Tenata
Rechtsprechung kompakt

Renovierungskosten nach Erledigung

Gericht
Amtsgericht Blomberg
Datum
24.01.2023
Az
4 C 111/22

Tenata-Zusammenfassung: Stand 01.07.2026

Kurz gesagt

Im Ergebnis obsiegte die Mieterin in der Kostenfrage: Die Kosten wurden der Vermieterseite auferlegt (Berichtigungsbeschluss vom 26.01.2023).

Illustration zum Mietrechtsfall „Unwirksame Schönheitsreparaturklausel: Kostenentscheidung nach Erledigung“

Fallrahmen

Worum ging es?

  1. 01

    Die Parteien erklärten den Rechtsstreit nach einem Vergleich vom 24.01.2023 in der Hauptsache übereinstimmend für erledigt und übertrugen dem Gericht die Kostenentscheidung nach § 91a ZPO.

  2. 02

    Streitpunkt war, ob die Vermieterseite zur Durchführung von Schönheitsreparaturen verpflichtet war oder stattdessen ein Vorschussanspruch der Mieterin aus § 536a BGB bestand.

  3. 03

    Zentral war die Wirksamkeit der formularmäßigen Schönheitsreparaturklauseln im Mietvertrag vom 13.10.2008, insbesondere wegen Fristenregelung und Quotenabgeltungsklausel.

Lesepfad

Von Sachverhalt zu praktischer Bedeutung

  1. 1Worum ging es?
  2. 2Der Fall
  3. 3Kurzfazit
  4. 4Relevanz
  5. 5Praxis

Sachverhalt

Der Fall

Dem Beschluss lag ein Wohnraummietvertrag vom 13.10.2008 mit formularmäßigen Schönheitsreparaturregelungen zugrunde. Im Rechtsstreit wurde ein Sachverständigengutachten eingeholt; am 24.01.2023 schlossen die Parteien einen Vergleich und erklärten die Hauptsache für erledigt.

Die Vermieterseite hielt die Überwälzung der Schönheitsreparaturen auf die Mieterin für wirksam und wollte die Arbeiten nicht selbst tragen. Nach dem Gutachten erhob sie Einwendungen und machte geltend, die Mieterin habe der Mietsache selbst Schäden zugefügt.

Die Mieterseite verlangte die Durchführung der Schönheitsreparaturen beziehungsweise einen Kostenvorschuss nach § 536a BGB. Sie berief sich darauf, dass die formularmäßige Klausel unwirksam sei und die Erhaltungspflicht deshalb bei der Vermieterin verbleibe.
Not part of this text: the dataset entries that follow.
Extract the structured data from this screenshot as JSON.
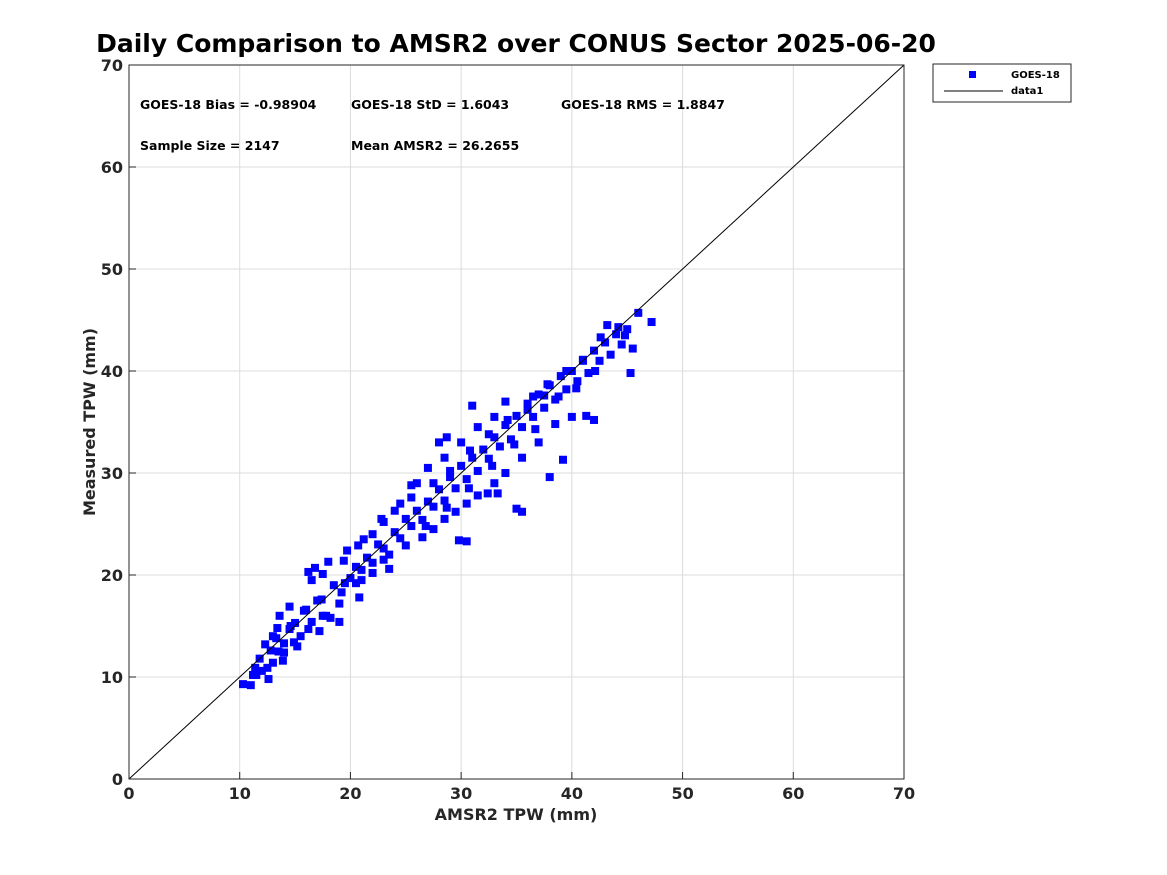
{
  "chart_data": {
    "type": "scatter",
    "title": "Daily Comparison to AMSR2 over CONUS Sector 2025-06-20",
    "xlabel": "AMSR2 TPW (mm)",
    "ylabel": "Measured TPW (mm)",
    "xlim": [
      0,
      70
    ],
    "ylim": [
      0,
      70
    ],
    "xticks": [
      "0",
      "10",
      "20",
      "30",
      "40",
      "50",
      "60",
      "70"
    ],
    "yticks": [
      "0",
      "10",
      "20",
      "30",
      "40",
      "50",
      "60",
      "70"
    ],
    "grid": true,
    "legend_position": "outside-top-right",
    "stats": {
      "bias": "GOES-18 Bias = -0.98904",
      "std": "GOES-18 StD = 1.6043",
      "rms": "GOES-18 RMS = 1.8847",
      "sample_size": "Sample Size = 2147",
      "mean": "Mean AMSR2 = 26.2655"
    },
    "series": [
      {
        "name": "GOES-18",
        "color": "#0000ff",
        "marker": "square",
        "points": [
          [
            10.3,
            9.3
          ],
          [
            11,
            9.2
          ],
          [
            11.5,
            10.2
          ],
          [
            12,
            10.6
          ],
          [
            12.5,
            10.9
          ],
          [
            13,
            11.4
          ],
          [
            11.8,
            11.8
          ],
          [
            12.8,
            12.6
          ],
          [
            13.5,
            12.5
          ],
          [
            14,
            13.3
          ],
          [
            13,
            14
          ],
          [
            14.5,
            14.7
          ],
          [
            15,
            15.3
          ],
          [
            15.5,
            14
          ],
          [
            16,
            16.6
          ],
          [
            16.5,
            15.4
          ],
          [
            17,
            17.5
          ],
          [
            16.5,
            19.5
          ],
          [
            17.5,
            20.1
          ],
          [
            18.5,
            19
          ],
          [
            17.8,
            16
          ],
          [
            19,
            15.4
          ],
          [
            19.5,
            19.2
          ],
          [
            20,
            19.7
          ],
          [
            20.5,
            20.8
          ],
          [
            21,
            20.5
          ],
          [
            21.5,
            21.7
          ],
          [
            20.8,
            17.8
          ],
          [
            22,
            21.2
          ],
          [
            22.5,
            23
          ],
          [
            23,
            22.6
          ],
          [
            23.5,
            22
          ],
          [
            24,
            24.2
          ],
          [
            24.5,
            23.6
          ],
          [
            25,
            25.5
          ],
          [
            25.5,
            24.8
          ],
          [
            26,
            26.3
          ],
          [
            26.5,
            25.4
          ],
          [
            27,
            27.2
          ],
          [
            27.5,
            26.7
          ],
          [
            28,
            28.4
          ],
          [
            28.5,
            27.3
          ],
          [
            29,
            29.6
          ],
          [
            29.5,
            28.5
          ],
          [
            30,
            30.7
          ],
          [
            30.5,
            29.4
          ],
          [
            31,
            31.5
          ],
          [
            31.5,
            30.2
          ],
          [
            32,
            32.3
          ],
          [
            32.5,
            31.4
          ],
          [
            33,
            33.5
          ],
          [
            33.5,
            32.6
          ],
          [
            34,
            34.7
          ],
          [
            34.5,
            33.3
          ],
          [
            35,
            35.6
          ],
          [
            35.5,
            34.5
          ],
          [
            36,
            36.8
          ],
          [
            36.5,
            35.5
          ],
          [
            37,
            37.7
          ],
          [
            37.5,
            36.4
          ],
          [
            38,
            38.6
          ],
          [
            38.5,
            37.2
          ],
          [
            39,
            39.5
          ],
          [
            39.5,
            38.2
          ],
          [
            40,
            40
          ],
          [
            40.5,
            39
          ],
          [
            41,
            41.1
          ],
          [
            41.5,
            39.8
          ],
          [
            42,
            42
          ],
          [
            42.5,
            41
          ],
          [
            43,
            42.8
          ],
          [
            43.5,
            41.6
          ],
          [
            44,
            43.6
          ],
          [
            44.5,
            42.6
          ],
          [
            45,
            44.1
          ],
          [
            45.5,
            42.2
          ],
          [
            46,
            45.7
          ],
          [
            47.2,
            44.8
          ],
          [
            45.3,
            39.8
          ],
          [
            43.2,
            44.5
          ],
          [
            42,
            35.2
          ],
          [
            41.3,
            35.6
          ],
          [
            39.2,
            31.3
          ],
          [
            38,
            29.6
          ],
          [
            35.5,
            26.2
          ],
          [
            35,
            26.5
          ],
          [
            30.5,
            23.3
          ],
          [
            29.8,
            23.4
          ],
          [
            31,
            36.6
          ],
          [
            28.7,
            33.5
          ],
          [
            28,
            33
          ],
          [
            34,
            37
          ],
          [
            36.5,
            37.5
          ],
          [
            37.5,
            37.6
          ],
          [
            33.3,
            28
          ],
          [
            32.4,
            28
          ],
          [
            24.5,
            27
          ],
          [
            25.5,
            28.8
          ],
          [
            22,
            24
          ],
          [
            22.8,
            25.5
          ],
          [
            20.7,
            22.9
          ],
          [
            19.4,
            21.4
          ],
          [
            16.8,
            20.7
          ],
          [
            16.2,
            20.3
          ],
          [
            18.2,
            15.8
          ],
          [
            17.2,
            14.5
          ],
          [
            14.9,
            13.4
          ],
          [
            14.5,
            16.9
          ],
          [
            13.6,
            16
          ],
          [
            13.3,
            13.8
          ],
          [
            13.9,
            11.6
          ],
          [
            12.6,
            9.8
          ],
          [
            11.4,
            10.9
          ],
          [
            26.5,
            23.7
          ],
          [
            27.5,
            24.5
          ],
          [
            28.5,
            25.5
          ],
          [
            29.5,
            26.2
          ],
          [
            30.5,
            27
          ],
          [
            31.5,
            27.8
          ],
          [
            33,
            29
          ],
          [
            34,
            30
          ],
          [
            35.5,
            31.5
          ],
          [
            37,
            33
          ],
          [
            38.5,
            34.8
          ],
          [
            40,
            35.5
          ],
          [
            24,
            26.3
          ],
          [
            26,
            29
          ],
          [
            27,
            30.5
          ],
          [
            28.5,
            31.5
          ],
          [
            30,
            33
          ],
          [
            31.5,
            34.5
          ],
          [
            33,
            35.5
          ],
          [
            23.5,
            20.6
          ],
          [
            22,
            20.2
          ],
          [
            20.5,
            19.2
          ],
          [
            19,
            17.2
          ],
          [
            17.5,
            16
          ],
          [
            16.2,
            14.7
          ],
          [
            15.2,
            13
          ],
          [
            14,
            12.4
          ],
          [
            18,
            21.3
          ],
          [
            19.7,
            22.4
          ],
          [
            21.2,
            23.5
          ],
          [
            23,
            25.2
          ],
          [
            25.5,
            27.6
          ],
          [
            27.5,
            29
          ],
          [
            29,
            30.2
          ],
          [
            30.8,
            32.2
          ],
          [
            32.5,
            33.8
          ],
          [
            34.2,
            35.2
          ],
          [
            36,
            36.2
          ],
          [
            37.8,
            38.7
          ],
          [
            39.5,
            40
          ],
          [
            41,
            41
          ],
          [
            42.6,
            43.3
          ],
          [
            44.2,
            44.3
          ],
          [
            44.8,
            43.5
          ],
          [
            38.8,
            37.5
          ],
          [
            40.4,
            38.3
          ],
          [
            42.1,
            40
          ],
          [
            36.7,
            34.3
          ],
          [
            34.8,
            32.8
          ],
          [
            32.8,
            30.7
          ],
          [
            30.7,
            28.5
          ],
          [
            28.7,
            26.6
          ],
          [
            26.8,
            24.8
          ],
          [
            25,
            22.9
          ],
          [
            23,
            21.5
          ],
          [
            21,
            19.5
          ],
          [
            19.2,
            18.3
          ],
          [
            17.4,
            17.6
          ],
          [
            15.8,
            16.5
          ],
          [
            14.6,
            15
          ],
          [
            13.4,
            14.8
          ],
          [
            12.3,
            13.2
          ],
          [
            11.2,
            10.2
          ]
        ]
      },
      {
        "name": "data1",
        "color": "#000000",
        "type": "line",
        "points": [
          [
            0,
            0
          ],
          [
            70,
            70
          ]
        ]
      }
    ]
  }
}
Das Gericht folgte im Ergebnis der Mieterseite. Es sah die Schönheitsreparaturklausel wegen AGB-Problemen, vor allem der an den Nutzungszeitraum anknüpfenden Fristen und der Quotenabgeltung, als unwirksam an. Deshalb wäre die Vermieterseite im weiteren Prozess unterlegen; die Kosten wurden der Vermieterseite auferlegt.

Ergebnis

Kurzfazit

  • Im Ergebnis obsiegte die Mieterin in der Kostenfrage: Die Kosten wurden der Vermieterseite auferlegt (Berichtigungsbeschluss vom 26.01.2023).
  • Grund: Das Gericht ging davon aus, dass die Mieterin ohne Erledigung voraussichtlich gewonnen hätte, weil die Schönheitsreparaturklauseln als unwirksam bewertet wurden und damit die Erhaltungspflicht bei der Vermieterseite verblieb.

Einordnung

Warum ist das relevant?

  1. 1

    Die Entscheidung zeigt, dass bei übereinstimmender Erledigungserklärung die Kosten nach dem mutmaßlichen Verfahrensausgang verteilt werden (§ 91a ZPO).

  2. 2

    Für Schönheitsreparaturklauseln bleibt wichtig: Unklare Fristen und problematische Quotenabgeltung können zur Gesamtunwirksamkeit der Abwälzung führen.

Anwendung

Was heißt das praktisch?

Für Vermieter

  • Formularmäßige Schönheitsreparaturklauseln sollten klar und wirksam gestaltet sein; unklare Fristmodelle können die gesamte Regelung zu Fall bringen.
  • Auch nach einem Vergleich bleibt das Kostenrisiko bestehen, wenn das Gericht den bisherigen Sach- und Streitstand zulasten der Vermieterseite bewertet.

Für Mieter

  • Bei unwirksamen Schönheitsreparaturklauseln kann die Erhaltungspflicht beim Vermieter verbleiben.
  • Wird der Rechtsstreit nach Vergleich erledigt, kann eine günstige Kostenentscheidung erreicht werden, wenn die Erfolgsaussichten bis dahin auf Mieterseite lagen.